3. A training device, comprising:

an acquisition unit configured to: acquiring historical operation data of a first multi-split air conditioning system; analyzing the historical operation data, and determining normal values of M characteristic parameters of the first multi-split air conditioning system in a normal operation state of the first multi-split air conditioning system and fault values when a target fault occurs; wherein M is an integer greater than 1, and the target fault includes one or more of refrigerant leakage, refrigerant charge excess, outdoor unit fouling, indoor unit fouling, and electronic expansion valve blockage;

A processing unit for: determining a characteristic offset space of the first multi-split air conditioning system based on normal values and fault values of M characteristic parameters of the first multi-split air conditioning system, wherein the characteristic offset space comprises a difference value between the fault value and the normal value of each characteristic parameter; correcting the characteristic offset space of the first multi-split air conditioning system to obtain the characteristic offset space of a second multi-split air conditioning system, wherein the model of the second multi-split air conditioning system is different from that of the first multi-split air conditioning system; determining fault values of M characteristic parameters of the second multi-split air conditioning system based on normal values of the M characteristic parameters of the second multi-split air conditioning system and a characteristic offset space of the second multi-split air conditioning system; determining at least one target characteristic parameter from M characteristic parameters of the second multi-split air conditioning system based on normal values and fault values of the M characteristic parameters of the second multi-split air conditioning system; the M characteristic parameters comprise a compressor suction temperature value, a condenser pressure value, an evaporator pressure value, an environment temperature value where an outdoor unit is positioned, a compressor suction superheat degree and a compressor discharge superheat degree; the target characteristic parameters are characteristic parameters shared by the first multi-split air conditioning system and the second multi-split air conditioning system; and training the fault diagnosis model to be trained according to the normal value and the fault value of at least one target characteristic parameter of the second multi-split air conditioning system to obtain a trained fault diagnosis model.

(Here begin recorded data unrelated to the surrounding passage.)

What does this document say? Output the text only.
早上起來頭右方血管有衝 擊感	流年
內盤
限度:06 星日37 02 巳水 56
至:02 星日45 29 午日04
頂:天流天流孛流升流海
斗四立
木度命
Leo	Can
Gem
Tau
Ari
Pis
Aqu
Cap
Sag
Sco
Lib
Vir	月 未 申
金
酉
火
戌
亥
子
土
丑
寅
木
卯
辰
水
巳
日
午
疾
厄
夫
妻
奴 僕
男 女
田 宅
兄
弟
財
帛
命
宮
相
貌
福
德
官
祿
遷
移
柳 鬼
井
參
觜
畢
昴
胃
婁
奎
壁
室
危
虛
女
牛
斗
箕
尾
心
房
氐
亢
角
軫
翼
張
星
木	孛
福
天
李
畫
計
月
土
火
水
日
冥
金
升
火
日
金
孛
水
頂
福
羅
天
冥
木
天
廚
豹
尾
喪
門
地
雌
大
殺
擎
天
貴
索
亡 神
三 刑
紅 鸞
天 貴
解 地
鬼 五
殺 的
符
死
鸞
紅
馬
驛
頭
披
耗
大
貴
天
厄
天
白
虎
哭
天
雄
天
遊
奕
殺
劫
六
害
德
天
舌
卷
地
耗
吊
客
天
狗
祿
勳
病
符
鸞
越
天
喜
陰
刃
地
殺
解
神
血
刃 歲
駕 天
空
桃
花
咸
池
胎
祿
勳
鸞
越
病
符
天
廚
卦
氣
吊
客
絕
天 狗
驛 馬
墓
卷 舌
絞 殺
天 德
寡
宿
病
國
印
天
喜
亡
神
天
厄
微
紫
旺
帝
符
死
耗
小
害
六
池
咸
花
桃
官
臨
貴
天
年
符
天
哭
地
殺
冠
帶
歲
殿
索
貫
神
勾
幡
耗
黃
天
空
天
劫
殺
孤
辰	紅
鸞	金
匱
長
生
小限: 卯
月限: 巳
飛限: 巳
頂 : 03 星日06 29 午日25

4. The training device of claim 3, wherein the device comprises a plurality of sensors,

the processing unit is specifically configured to: training the self-encoder model to be trained based on a normal value and a fault value of at least one target characteristic parameter of the second multi-split air conditioning system to obtain a trained self-encoder model;

inputting the normal value and the fault value of at least one target characteristic parameter of the second multi-split air conditioning system into a self-encoder model after training is completed, and obtaining the normal value and the fault value of at least one target characteristic parameter after data reconstruction;

and training the fault diagnosis model to be trained based on the normal value and the fault value of at least one target characteristic parameter after the data reconstruction, so as to obtain the fault diagnosis model after training.

5. A training device, comprising: a processor and a memory;

the memory stores instructions executable by the processor;

the processor is configured to, when executing the instructions, cause the training device to implement the method of any of claims 1 to 2.

6. A computer readable storage medium comprising computer instructions which, when run on a computer, cause the computer to perform the method of any one of claims 1 to 2.